The Taylor Key Award is one of the highest awards of the Society for Advancement of Management. This management awards is awarded annually to one or more persons for "the outstanding contribution to the advancement of the art and science of management as conceived by Frederick W. Taylor."

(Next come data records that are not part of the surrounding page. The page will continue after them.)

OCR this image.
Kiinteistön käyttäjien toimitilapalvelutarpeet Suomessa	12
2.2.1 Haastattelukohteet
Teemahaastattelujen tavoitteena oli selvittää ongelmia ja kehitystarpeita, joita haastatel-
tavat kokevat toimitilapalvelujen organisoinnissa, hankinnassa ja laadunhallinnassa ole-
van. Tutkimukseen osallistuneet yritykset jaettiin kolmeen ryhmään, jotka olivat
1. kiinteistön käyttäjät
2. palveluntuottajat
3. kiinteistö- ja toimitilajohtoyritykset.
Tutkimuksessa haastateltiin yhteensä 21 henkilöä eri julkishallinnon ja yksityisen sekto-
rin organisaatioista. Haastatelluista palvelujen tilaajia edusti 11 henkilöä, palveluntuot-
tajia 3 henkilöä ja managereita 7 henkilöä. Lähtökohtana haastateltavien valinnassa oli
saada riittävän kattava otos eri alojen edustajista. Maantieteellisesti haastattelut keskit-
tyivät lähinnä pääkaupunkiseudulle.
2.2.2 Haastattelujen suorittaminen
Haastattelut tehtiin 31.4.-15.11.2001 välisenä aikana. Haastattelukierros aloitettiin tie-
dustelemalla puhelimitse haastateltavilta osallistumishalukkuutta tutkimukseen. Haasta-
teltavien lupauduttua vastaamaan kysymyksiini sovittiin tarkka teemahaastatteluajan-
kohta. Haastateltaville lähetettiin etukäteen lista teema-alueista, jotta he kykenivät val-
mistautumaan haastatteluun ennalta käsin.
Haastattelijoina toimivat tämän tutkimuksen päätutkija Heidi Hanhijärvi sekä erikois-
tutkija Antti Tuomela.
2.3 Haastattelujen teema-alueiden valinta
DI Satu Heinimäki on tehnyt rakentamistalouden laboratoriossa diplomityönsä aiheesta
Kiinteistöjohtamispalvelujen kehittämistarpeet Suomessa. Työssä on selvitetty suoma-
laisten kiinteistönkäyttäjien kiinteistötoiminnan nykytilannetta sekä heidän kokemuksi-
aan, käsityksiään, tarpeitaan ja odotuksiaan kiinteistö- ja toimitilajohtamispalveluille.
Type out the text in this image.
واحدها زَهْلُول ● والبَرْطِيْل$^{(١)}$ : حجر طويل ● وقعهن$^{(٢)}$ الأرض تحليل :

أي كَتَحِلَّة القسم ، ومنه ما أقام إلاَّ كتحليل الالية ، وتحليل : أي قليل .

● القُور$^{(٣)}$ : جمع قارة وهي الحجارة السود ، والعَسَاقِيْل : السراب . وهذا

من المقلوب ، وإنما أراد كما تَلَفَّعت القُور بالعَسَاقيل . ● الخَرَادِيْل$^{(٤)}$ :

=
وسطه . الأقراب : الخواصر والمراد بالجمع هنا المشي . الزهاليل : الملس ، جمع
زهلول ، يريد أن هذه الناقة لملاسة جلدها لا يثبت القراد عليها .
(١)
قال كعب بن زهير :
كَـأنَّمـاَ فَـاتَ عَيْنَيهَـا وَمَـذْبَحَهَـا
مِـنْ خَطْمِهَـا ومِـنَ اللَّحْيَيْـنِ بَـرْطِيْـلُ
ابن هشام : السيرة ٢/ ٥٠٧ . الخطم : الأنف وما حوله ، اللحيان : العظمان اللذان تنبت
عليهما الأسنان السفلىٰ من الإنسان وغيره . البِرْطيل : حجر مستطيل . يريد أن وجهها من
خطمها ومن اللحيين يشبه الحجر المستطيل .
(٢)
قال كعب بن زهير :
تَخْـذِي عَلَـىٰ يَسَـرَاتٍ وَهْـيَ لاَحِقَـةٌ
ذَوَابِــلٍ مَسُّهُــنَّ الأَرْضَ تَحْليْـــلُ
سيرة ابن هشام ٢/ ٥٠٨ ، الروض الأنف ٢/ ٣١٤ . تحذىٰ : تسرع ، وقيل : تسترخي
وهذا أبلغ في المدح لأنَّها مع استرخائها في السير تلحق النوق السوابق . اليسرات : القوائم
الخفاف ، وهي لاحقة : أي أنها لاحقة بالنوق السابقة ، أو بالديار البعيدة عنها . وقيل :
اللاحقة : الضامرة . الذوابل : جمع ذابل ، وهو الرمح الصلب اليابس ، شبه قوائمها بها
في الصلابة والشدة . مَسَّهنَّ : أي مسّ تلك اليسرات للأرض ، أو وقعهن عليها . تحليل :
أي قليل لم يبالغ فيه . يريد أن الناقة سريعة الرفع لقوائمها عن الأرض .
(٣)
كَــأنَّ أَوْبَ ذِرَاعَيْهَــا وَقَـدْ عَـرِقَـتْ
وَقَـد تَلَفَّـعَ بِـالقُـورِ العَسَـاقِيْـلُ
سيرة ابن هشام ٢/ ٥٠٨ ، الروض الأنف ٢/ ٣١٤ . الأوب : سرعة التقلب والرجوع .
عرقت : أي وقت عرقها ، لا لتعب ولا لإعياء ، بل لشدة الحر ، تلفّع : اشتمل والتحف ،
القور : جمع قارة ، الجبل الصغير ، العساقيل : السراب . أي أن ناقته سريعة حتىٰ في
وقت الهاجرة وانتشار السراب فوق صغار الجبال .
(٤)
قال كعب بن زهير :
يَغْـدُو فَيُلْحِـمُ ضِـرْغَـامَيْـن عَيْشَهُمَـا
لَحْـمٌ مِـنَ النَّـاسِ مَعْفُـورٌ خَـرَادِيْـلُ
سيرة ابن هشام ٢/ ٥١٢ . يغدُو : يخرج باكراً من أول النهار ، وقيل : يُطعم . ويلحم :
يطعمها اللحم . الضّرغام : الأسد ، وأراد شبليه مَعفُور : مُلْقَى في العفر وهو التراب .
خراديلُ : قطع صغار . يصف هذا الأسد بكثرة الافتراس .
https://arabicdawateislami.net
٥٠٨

The Taylor Key has been awarded in cooperation with the American Management Association.

== Award winners ==
The award winners have been:

- 1937: George W. Barnwell, and George T. Trundle Jr.
- 1938: Asa A. Knowles, and Hugo Diemer
- 1939: Moritz A. Dittmer and William H. Gesell and
- 1940: Henry S. Dennison
- 1941: Morris L. Cooke
- 1942: King Hathaway
- 1943: Harlow S. Person
- 1944: Henry P. Kendall
- 1945: Henry P. Dutton
- 1946: Robert B. Wolf
- 1947: Harry Arthur Hopf
- 1948: Dexter S. Kimball
- 1949: Herbert C. Hoover
- 1950: Brehon B. Somervell
- 1951: No Award
- 1952: Harold F. Smiddy and Donald K. Davis
- 1954: Henning W. Prentis
- 1956: F. J. Roethlisberger
- 1958: Ralph C. Davis ; Frank Henry Neely
- 1960: John B. Joynt
- 1961: Lawrence A. Appley
- 1963: Harold B. Maynard and Lyndall F. Urwick
- 1965: Phil Carroll
- 1966: Robert S. McNamara
- 1967: Peter F. Drucker
- 1968: Nobuo Noda
- 1971. Donald C. Burnham
- 1972: John F. Mee
- 1973: J. Allyn Taylor
- 1974: Harold Koontz
- 1980: Edward C. Schleh
- 1982: Allan H. Mogensen
- 1983: W. Edwards Deming
- 1998: Nobuo Shigenaga
- 2000: Moustafa H. Abdelsamad
- 2005: William I. Sauser, Jr.
- 2019: Edwin A. Fleishman

Other prominent winners of the Taylor Key Awards have been Don G. Mitchell, and Kaichiro Nishino.